- Abbreviation: RSP (English) РСП (Russian)
- Leader: Vladimir Bryntsalov
- Founded: 27 April 1996
- Dissolved: 11 July 2001
- Merged into: United Russia
- Headquarters: Moscow, Russia
- Ideology: Russian conservatism Paternalistic conservatism Traditionalism Social conservatism
- Political position: Right-wing
- Colours: White Blue Red
- Slogan: "Government, capital, people" (Russian: "Правительство, капитал, народ")

Website
- bryntsalov.ru

= Russian Socialist Party =

Russian Socialist Party (RSP; Русская социалистическая партия) was a political party in Russia led by Vladimir Bryntsalov.

Despite the leftist-sounding name, the main priorities of the activities indicated in the party's program were the ideas of moderate conservatism, traditionalism, and social orientation. Other value guidelines were most fully presented in other RSP program documents, however, they were not actually translated into practical activities.
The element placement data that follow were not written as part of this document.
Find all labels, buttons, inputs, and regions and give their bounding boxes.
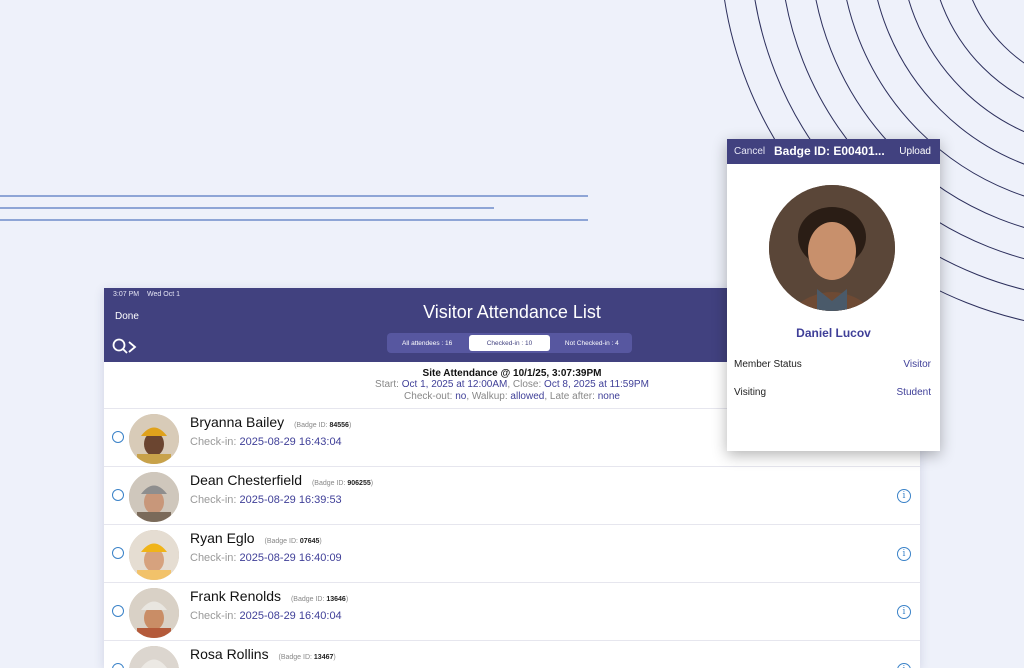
decorative-line	[0, 207, 494, 209]
checkout-value: no	[455, 391, 467, 402]
avatar	[129, 588, 179, 638]
checkin-time: Check-in: 2025-08-29 16:40:04	[190, 610, 342, 622]
list-item[interactable]: Frank Renolds (Badge ID: 13646) Check-in…	[104, 583, 920, 641]
badge-id: (Badge ID: 07645)	[264, 538, 322, 545]
field-label: Member Status	[734, 359, 802, 370]
badge-id: (Badge ID: 13467)	[278, 654, 336, 661]
info-icon[interactable]: i	[897, 489, 911, 503]
badge-id: (Badge ID: 13646)	[290, 596, 349, 603]
attendee-name-row: Dean Chesterfield (Badge ID: 906255)	[190, 472, 373, 488]
tab-checked-in[interactable]: Checked-in : 10	[469, 335, 550, 351]
attendee-name-row: Frank Renolds (Badge ID: 13646)	[190, 588, 348, 604]
attendee-name: Rosa Rollins	[190, 646, 269, 662]
walkup-value: allowed	[510, 391, 545, 402]
profile-photo[interactable]	[769, 185, 895, 311]
select-radio[interactable]	[112, 431, 124, 443]
status-date: Wed Oct 1	[147, 291, 180, 298]
checkin-time: Check-in: 2025-08-29 16:43:04	[190, 436, 342, 448]
attendee-name-row: Ryan Eglo (Badge ID: 07645)	[190, 530, 322, 546]
search-icon[interactable]	[112, 338, 138, 361]
select-radio[interactable]	[112, 547, 124, 559]
badge-id: (Badge ID: 906255)	[311, 480, 374, 487]
avatar	[129, 414, 179, 464]
list-item[interactable]: Ryan Eglo (Badge ID: 07645) Check-in: 20…	[104, 525, 920, 583]
attendee-name: Dean Chesterfield	[190, 472, 303, 488]
decorative-line	[0, 195, 588, 197]
info-icon[interactable]: i	[897, 605, 911, 619]
field-label: Visiting	[734, 387, 767, 398]
info-icon[interactable]: i	[897, 547, 911, 561]
upload-button[interactable]: Upload	[899, 146, 931, 157]
popup-header: Cancel Badge ID: E00401... Upload	[727, 139, 940, 164]
attendee-name: Frank Renolds	[190, 588, 282, 604]
visiting-row: Visiting Student	[734, 387, 931, 398]
list-item[interactable]: Dean Chesterfield (Badge ID: 906255) Che…	[104, 467, 920, 525]
badge-id: (Badge ID: 84556)	[294, 422, 352, 429]
attendee-name-row: Bryanna Bailey (Badge ID: 84556)	[190, 414, 351, 430]
select-radio[interactable]	[112, 489, 124, 501]
start-value: Oct 1, 2025 at 12:00AM	[401, 379, 508, 390]
close-value: Oct 8, 2025 at 11:59PM	[544, 379, 649, 390]
popup-title: Badge ID: E00401...	[774, 144, 885, 158]
checkin-time: Check-in: 2025-08-29 16:39:53	[190, 494, 342, 506]
status-time: 3:07 PM	[113, 291, 140, 298]
checkin-time: Check-in: 2025-08-29 16:40:09	[190, 552, 342, 564]
decorative-line	[0, 219, 588, 221]
member-status-row: Member Status Visitor	[734, 359, 931, 370]
tab-not-checked-in[interactable]: Not Checked-in : 4	[552, 333, 632, 353]
select-radio[interactable]	[112, 605, 124, 617]
attendee-name: Ryan Eglo	[190, 530, 255, 546]
cancel-button[interactable]: Cancel	[734, 146, 765, 157]
status-bar: 3:07 PM Wed Oct 1	[113, 291, 186, 298]
field-value: Student	[896, 387, 931, 398]
avatar	[129, 646, 179, 668]
lateafter-value: none	[597, 391, 620, 402]
field-value: Visitor	[903, 359, 931, 370]
attendee-name: Bryanna Bailey	[190, 414, 285, 430]
member-name: Daniel Lucov	[796, 326, 871, 340]
attendee-name-row: Rosa Rollins (Badge ID: 13467)	[190, 646, 336, 662]
avatar	[129, 530, 179, 580]
tab-all-attendees[interactable]: All attendees : 16	[387, 333, 467, 353]
avatar	[129, 472, 179, 522]
filter-segmented-control: All attendees : 16 Checked-in : 10 Not C…	[387, 333, 632, 353]
badge-detail-popup: Cancel Badge ID: E00401... Upload Daniel…	[727, 139, 940, 451]
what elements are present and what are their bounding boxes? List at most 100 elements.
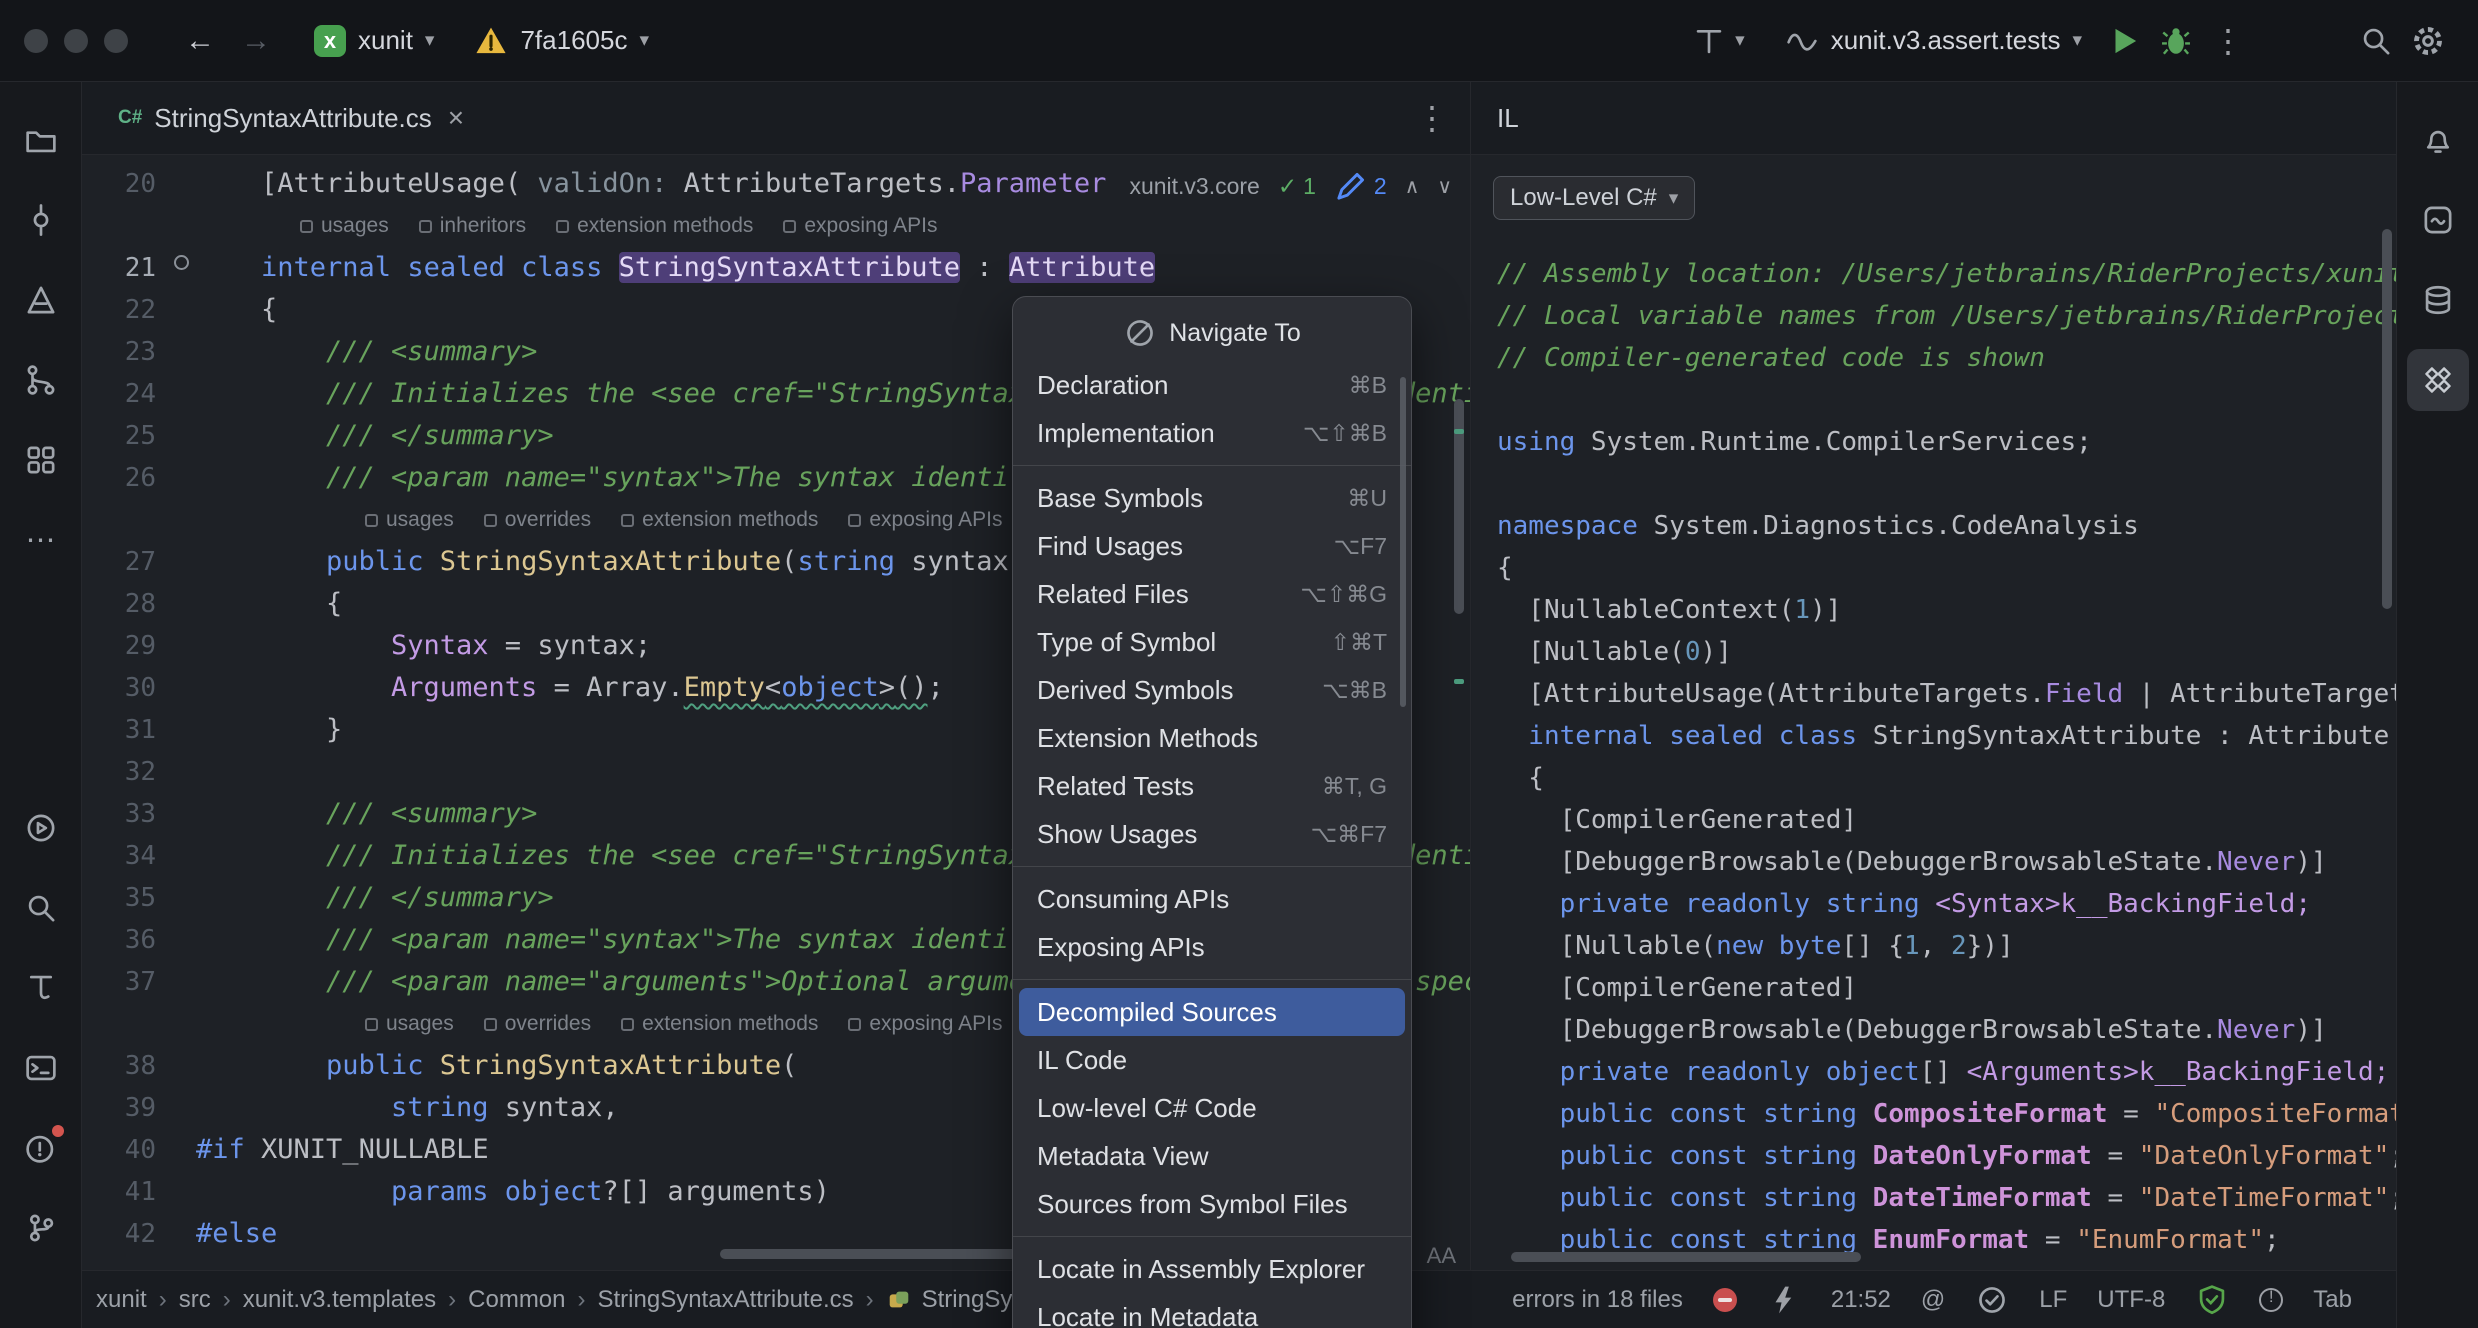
inlay-inheritors[interactable]: inheritors [419, 214, 526, 238]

The RSP was formed at a Founding Congress on 27 April 1996. Like many other electoral associations of that period, in the second half of the 1990s, the party developed a new version of amendments and additions to its Charter, which was associated with obtaining the status of a political public association. The Russian Socialist Party was registered by the Ministry of Justice of the Russian Federation on 7 December 1998. The chairman of the party during its existence was Vladimir Bryntsalov. In the 1999 Russian legislative election, the Russian Socialist Party received 0.24% of the vote.

As a result, the party did not receive any seats in the State Duma. However, Bryntsalov won the Orekhovo-Zuyevo constituency and joined the "People's Deputy" parliamentary group. In 2001, the party disbanded and joined the United Russia party.